Jadilah guru sekaligus jadilah murid. Demikianlah pesan Ki Dahlan pada suatu momen. Pemikiran terbuka Ki Dahlan ini mengamanatkan pendidikan seumur hidup. Bahwa manusia siapapun termasuk guru mestilah terus belajar, dimanapun, dan kapanpun, bahkan berguru kepada siswa sekalipun, seperti memberikan ruang kepada siswa untuk mengajar.

Selamanya manusia akan selalu fakir dalam samudera ilmu yang sangat luas. Semakin belajar, seorang pembelajar mestinya semakin bodoh, karena semakin tahu banyak hal yang tidak diketahuinya. Sikap demikian memancarkan  kerendahan hati, keterbukaan terhadap hal-hal baru, kesediaan dikoreksi.

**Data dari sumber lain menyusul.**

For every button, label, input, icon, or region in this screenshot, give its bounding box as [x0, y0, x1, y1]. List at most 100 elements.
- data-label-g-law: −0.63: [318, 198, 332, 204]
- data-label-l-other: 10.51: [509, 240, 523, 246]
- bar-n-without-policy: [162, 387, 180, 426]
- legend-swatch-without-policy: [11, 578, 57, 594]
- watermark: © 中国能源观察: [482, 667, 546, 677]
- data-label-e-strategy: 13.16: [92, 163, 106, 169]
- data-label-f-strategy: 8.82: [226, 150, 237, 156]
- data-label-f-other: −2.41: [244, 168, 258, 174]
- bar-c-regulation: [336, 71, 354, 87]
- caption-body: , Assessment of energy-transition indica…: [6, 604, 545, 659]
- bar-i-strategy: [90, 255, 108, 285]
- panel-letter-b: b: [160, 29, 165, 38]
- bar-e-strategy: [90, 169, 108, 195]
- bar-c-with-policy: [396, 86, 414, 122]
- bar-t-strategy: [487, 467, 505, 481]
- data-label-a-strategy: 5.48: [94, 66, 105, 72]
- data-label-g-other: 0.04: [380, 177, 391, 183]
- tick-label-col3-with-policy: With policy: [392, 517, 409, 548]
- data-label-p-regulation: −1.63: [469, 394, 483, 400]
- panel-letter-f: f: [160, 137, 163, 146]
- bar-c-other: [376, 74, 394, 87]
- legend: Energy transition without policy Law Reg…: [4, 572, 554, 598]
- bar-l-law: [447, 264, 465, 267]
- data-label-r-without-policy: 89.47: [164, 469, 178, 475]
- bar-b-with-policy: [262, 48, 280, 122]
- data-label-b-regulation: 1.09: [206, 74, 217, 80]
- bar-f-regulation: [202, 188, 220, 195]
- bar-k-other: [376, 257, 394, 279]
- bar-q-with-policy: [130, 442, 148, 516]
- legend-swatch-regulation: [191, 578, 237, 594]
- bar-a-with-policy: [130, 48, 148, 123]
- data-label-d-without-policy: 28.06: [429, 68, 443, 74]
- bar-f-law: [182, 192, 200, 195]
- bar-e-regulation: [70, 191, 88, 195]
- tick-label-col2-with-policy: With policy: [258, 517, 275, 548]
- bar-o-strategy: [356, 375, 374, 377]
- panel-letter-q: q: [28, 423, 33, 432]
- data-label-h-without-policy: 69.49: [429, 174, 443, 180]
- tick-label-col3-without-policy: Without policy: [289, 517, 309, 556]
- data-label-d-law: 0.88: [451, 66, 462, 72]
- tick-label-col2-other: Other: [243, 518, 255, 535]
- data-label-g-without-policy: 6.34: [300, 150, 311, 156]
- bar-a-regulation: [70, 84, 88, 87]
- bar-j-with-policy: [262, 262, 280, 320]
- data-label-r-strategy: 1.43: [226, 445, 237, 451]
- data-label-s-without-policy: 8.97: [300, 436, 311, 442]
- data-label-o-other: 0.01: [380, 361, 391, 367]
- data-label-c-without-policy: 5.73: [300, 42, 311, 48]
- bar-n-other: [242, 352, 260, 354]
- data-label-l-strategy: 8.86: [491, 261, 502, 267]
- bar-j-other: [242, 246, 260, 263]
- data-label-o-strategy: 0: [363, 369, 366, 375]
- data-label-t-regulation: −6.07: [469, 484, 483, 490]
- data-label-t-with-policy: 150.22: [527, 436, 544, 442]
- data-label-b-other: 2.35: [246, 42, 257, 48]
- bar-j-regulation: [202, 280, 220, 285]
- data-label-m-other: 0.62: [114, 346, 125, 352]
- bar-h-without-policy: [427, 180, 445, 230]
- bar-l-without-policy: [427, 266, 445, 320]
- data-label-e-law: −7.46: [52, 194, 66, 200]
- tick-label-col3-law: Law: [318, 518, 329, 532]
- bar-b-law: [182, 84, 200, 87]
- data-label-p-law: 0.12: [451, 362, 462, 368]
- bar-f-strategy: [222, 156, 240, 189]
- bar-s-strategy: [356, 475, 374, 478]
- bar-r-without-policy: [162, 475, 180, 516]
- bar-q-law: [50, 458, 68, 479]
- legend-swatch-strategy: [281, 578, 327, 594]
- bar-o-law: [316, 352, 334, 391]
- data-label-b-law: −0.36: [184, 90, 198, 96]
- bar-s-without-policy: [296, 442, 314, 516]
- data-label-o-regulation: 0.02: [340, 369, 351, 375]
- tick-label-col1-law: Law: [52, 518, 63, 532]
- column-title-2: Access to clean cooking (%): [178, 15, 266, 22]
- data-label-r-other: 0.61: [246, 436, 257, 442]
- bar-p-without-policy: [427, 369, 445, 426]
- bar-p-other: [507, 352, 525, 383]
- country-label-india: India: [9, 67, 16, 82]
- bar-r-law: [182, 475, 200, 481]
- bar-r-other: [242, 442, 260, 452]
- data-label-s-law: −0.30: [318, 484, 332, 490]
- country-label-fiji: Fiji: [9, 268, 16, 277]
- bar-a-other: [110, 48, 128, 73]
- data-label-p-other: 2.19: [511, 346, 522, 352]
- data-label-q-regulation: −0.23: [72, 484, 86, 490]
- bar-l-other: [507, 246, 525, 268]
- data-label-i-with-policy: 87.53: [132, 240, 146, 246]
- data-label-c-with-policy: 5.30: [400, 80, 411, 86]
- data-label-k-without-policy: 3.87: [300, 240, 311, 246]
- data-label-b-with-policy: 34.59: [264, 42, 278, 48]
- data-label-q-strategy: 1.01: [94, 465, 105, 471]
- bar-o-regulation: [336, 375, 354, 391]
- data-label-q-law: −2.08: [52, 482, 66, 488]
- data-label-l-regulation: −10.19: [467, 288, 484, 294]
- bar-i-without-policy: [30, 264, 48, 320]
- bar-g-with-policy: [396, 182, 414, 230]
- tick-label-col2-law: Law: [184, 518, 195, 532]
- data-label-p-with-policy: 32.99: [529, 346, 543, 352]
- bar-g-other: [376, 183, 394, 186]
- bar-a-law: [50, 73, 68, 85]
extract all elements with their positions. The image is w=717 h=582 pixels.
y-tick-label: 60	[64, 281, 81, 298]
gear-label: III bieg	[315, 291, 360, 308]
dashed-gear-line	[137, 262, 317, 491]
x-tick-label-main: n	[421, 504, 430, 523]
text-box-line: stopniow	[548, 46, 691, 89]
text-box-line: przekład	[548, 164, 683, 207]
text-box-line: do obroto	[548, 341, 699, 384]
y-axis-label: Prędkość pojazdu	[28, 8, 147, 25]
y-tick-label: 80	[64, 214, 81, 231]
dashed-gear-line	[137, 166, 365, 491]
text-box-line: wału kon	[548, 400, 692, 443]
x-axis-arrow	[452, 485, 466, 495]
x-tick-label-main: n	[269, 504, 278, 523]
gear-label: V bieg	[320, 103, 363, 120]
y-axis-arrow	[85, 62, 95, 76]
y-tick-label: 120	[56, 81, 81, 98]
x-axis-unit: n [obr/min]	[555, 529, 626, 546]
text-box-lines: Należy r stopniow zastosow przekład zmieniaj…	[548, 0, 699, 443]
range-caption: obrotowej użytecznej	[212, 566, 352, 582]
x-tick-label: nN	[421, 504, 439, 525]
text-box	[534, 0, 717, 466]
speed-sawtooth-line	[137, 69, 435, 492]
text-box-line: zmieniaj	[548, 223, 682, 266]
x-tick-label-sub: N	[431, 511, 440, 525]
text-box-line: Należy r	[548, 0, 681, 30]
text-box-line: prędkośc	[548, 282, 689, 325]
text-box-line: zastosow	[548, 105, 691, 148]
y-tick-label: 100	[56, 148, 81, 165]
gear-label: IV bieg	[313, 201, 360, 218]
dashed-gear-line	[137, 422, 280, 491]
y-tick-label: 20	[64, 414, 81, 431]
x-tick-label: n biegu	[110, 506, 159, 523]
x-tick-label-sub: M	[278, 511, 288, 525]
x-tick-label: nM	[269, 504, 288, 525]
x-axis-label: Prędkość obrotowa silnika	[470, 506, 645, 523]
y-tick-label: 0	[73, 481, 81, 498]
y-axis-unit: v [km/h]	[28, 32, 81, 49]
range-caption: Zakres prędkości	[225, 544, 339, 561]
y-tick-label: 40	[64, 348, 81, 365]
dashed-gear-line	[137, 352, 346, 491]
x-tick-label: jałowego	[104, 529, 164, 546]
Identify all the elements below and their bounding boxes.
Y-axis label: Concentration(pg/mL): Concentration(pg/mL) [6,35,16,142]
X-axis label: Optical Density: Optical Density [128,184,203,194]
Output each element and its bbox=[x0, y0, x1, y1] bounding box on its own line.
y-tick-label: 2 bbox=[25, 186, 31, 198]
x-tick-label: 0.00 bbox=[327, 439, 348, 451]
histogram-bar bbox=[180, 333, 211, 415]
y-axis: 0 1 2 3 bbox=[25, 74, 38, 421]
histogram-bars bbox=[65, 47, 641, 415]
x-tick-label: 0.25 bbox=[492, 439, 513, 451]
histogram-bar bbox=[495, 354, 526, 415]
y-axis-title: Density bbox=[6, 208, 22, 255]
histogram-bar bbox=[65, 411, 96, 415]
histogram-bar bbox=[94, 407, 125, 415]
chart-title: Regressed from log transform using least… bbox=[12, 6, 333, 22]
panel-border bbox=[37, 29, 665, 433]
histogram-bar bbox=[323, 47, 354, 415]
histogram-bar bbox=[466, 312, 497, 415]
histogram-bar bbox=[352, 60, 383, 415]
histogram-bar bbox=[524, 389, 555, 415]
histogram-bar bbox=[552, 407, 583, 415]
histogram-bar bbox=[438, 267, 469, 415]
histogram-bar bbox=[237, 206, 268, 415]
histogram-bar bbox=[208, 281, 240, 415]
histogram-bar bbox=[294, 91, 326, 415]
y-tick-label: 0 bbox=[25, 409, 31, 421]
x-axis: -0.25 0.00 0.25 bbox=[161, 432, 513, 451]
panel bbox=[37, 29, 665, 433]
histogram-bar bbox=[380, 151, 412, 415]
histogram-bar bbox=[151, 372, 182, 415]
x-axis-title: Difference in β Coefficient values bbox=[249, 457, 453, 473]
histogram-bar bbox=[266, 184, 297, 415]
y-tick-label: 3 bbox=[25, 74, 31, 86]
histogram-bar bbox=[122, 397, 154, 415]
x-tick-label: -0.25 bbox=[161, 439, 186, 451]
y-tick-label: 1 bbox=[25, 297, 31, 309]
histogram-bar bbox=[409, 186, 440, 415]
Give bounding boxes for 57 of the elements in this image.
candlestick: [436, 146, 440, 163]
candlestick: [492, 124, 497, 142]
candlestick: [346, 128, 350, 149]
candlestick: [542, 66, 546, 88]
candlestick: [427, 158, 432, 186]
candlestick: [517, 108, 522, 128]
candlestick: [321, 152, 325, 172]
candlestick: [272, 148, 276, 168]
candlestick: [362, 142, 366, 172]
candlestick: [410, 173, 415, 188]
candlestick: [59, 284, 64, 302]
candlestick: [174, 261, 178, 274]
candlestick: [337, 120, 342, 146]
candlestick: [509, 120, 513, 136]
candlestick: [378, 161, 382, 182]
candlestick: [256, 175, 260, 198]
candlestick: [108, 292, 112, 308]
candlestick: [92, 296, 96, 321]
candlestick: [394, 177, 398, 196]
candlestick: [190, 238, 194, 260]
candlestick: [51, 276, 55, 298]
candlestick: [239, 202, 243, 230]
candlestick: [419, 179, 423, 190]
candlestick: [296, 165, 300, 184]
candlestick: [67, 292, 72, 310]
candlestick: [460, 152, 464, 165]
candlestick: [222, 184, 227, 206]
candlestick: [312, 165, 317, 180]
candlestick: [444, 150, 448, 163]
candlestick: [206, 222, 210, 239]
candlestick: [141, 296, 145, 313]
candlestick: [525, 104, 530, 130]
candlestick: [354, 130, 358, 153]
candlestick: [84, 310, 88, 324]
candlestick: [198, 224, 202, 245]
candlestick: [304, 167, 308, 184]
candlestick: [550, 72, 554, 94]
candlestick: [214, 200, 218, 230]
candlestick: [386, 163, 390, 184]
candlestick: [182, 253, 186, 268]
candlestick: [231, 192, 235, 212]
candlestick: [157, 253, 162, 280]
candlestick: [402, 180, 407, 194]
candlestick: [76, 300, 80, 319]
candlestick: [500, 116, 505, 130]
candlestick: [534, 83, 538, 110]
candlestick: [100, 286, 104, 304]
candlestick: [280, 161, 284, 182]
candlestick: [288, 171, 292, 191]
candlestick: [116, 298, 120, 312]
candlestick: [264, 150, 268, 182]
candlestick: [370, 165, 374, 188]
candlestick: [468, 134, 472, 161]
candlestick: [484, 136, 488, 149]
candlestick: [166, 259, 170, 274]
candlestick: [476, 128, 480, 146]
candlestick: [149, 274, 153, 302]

Baca juga: Mengenal Pemikiran Ki Hajar Dewantara Tentang Pendidikan

4. Ilmu Amaliah

Beberapa kali pertemuan Ki Dahlan terus mengajarkan Surat Al-Maun, hingga pada satu kesempatan muridnya menyanggah bahwa mereka telah memahami pengajaran Surat Al-Maun itu. Lalu Ki Dahlan bertanya, "Sudahkah kalian amalkan?"

Ilmu yang sesungguhnya tidak hanya jadi konsep-konsep yang menumpuk di dalam kepala tapi kering manfaat. Gelarnya berjubel berderet-deret, tapi tak mampu melakukan transformasi dan pemecahan masalah-masalah sosial. Ki Dahlan mengajarkan bahwa semakin berilmu seseorang mestinya semakin sosialis, semakin peka terhadap kondisi lingkungan, blusukan ke tengah-tengah masyarakat, lalu menuntun mereka memecahkan masalah yang dihadapinya, gayeng dalam gerak filantropi.

Sejalan dengan pemikiran Toto Rahardjo dalam buku Sekolah Biasa Saja, mengatakan apa gunanya sekolah, jika hanya mengajarkan ilmu-ilmu pergi. Banyak nian kita temui dalam kehidupan, semakin tinggi pendidikan seseorang, semakin menjauhi desa. Desa atau kampung dengan pertaniannya seperti tempat jorok, kolot, bau yang harus dijauhi. Orang hanya yang berpendidikan kini, hanya berbondong-bondong mengejar gaji yang besar dan bekerja di perusahaan-perusahaan ternama.

5. Kedisiplinan

Selain Al-Maun yang diajarkan berkali-kali, Ki Dahlan juga mengajarkan Al-Ashr. Bahkan periode pengajarannya lebih lama dari mengajarkan Surat Al Maun. Surat Al-Ashr adalah surat ke-103 dalam al-Quran. Surat ini berpesan tentang kedisiplinan dan memanfaatkan waktu untuk hal-hal yang bermanfaat.

Hal yang juga paling kejam di dunia ini adalah waktu. Setelah ia berlalu tak seorangpun dapat memungutnya kembali. Maka penting warga belajar

6. Keteladanan

Pada suatu momen yang lain Ki Dahlan pernah mengamanatkan bahwa "teladan yang baik adalah khutbah yang jitu". Ki Dahlan Warga belajar penting untuk menampilkan sikap keteladanan. Hal yang sudah sangat renggang dalam kehidupan kita.

Keteladanan ini telah Ki Dahlan buktikan dengan mendirikan Muhammadiyah pada tanggal 18 November 1912. Kini Muhammadiyah telah memiliki 4.623 taman kanak-kanak, 71 sekolah luar biasa, 2.604 Sekolah Dasar, Sekolah Menengah Pertama (SMP)/ Madrasah Tsanawiyah 1.772, Sekolah Menengah Atas (SMA)/SMK/MA 1.143, dan jumlah total Perguruan tinggi Muhammadiyah sebanyak 172.

Selamat hari pendidikan nasional. Semoga pendidikan Indonesia semakin maju.